Le président du Medef Haute-Garonne rappelle que ce projet constitue un enjeu stratégique pour l’attractivité économique de Toulouse et pour son intégration dans les grands réseaux européens. Selon lui, l’opposition persistante d’une partie du spectre politique à cette infrastructure pourrait créer des tensions institutionnelles entre les différents niveaux de gouvernance locale.

« On risque d’avoir un double problème : une opposition de principe à la LGV et des divergences entre la métropole et la mairie », observe Pierre-Olivier Nau.

Une telle situation, selon le Medef Haute-Garonne, pourrait ralentir des projets structurants pour la compétitivité et la mobilité du territoire.

Une inquiétude sur la place de l’entreprise dans le débat public

Au-delà des questions programmatiques, certaines déclarations entendues pendant la campagne ont également suscité une forte réaction du président du Medef Haute-Garonne. Pierre-Olivier Nau relate notamment un échange au cours duquel un responsable politique aurait évoqué la disparition souhaitable du modèle d’entreprise privée.

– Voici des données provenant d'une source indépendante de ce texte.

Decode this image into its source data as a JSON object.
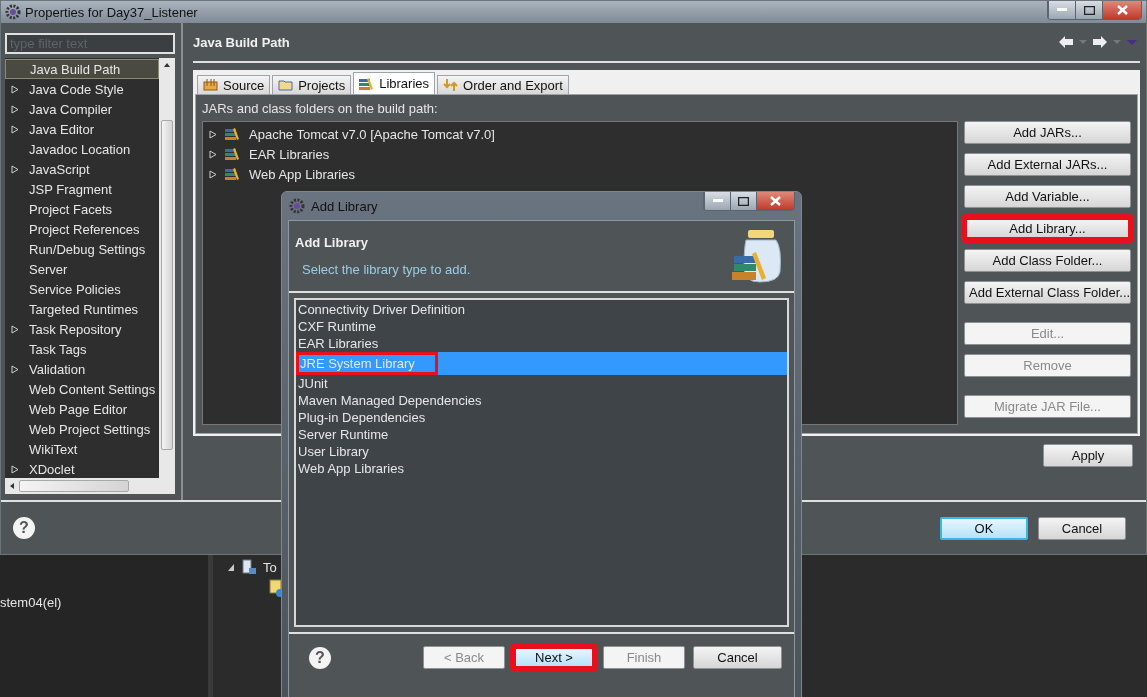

« Quand on entend que l’objectif serait de faire disparaître ce modèle économique, cela ne peut que choquer sur un territoire comme le nôtre, fondé sur l’initiative et l’investissement », explique-t-il.

Pour l’organisation patronale, une telle vision serait incompatible avec l’histoire et la réalité économique de Toulouse, métropole industrielle et technologique de premier plan.

Un appel à préserver les conditions du développement économique

Dans son communiqué, le Medef Haute-Garonne rappelle que Toulouse s’est construite grâce à l’innovation, à l’investissement et à l’engagement quotidien de milliers d’entrepreneurs et de salariés.

Capitale mondiale de l’aéronautique et pôle majeur de l’industrie et des technologies, la métropole doit selon lui continuer à s’appuyer sur ces forces pour maintenir sa dynamique économique. Pierre-Olivier Nau adresse ainsi un message aux dirigeants d’entreprises et aux salariés du territoire.

« La prise de contrôle de la mairie et, indirectement, des décisions à la métropole représenterait un risque important pour notre économie locale et pour l’initiative entrepreneuriale », affirme-t-il.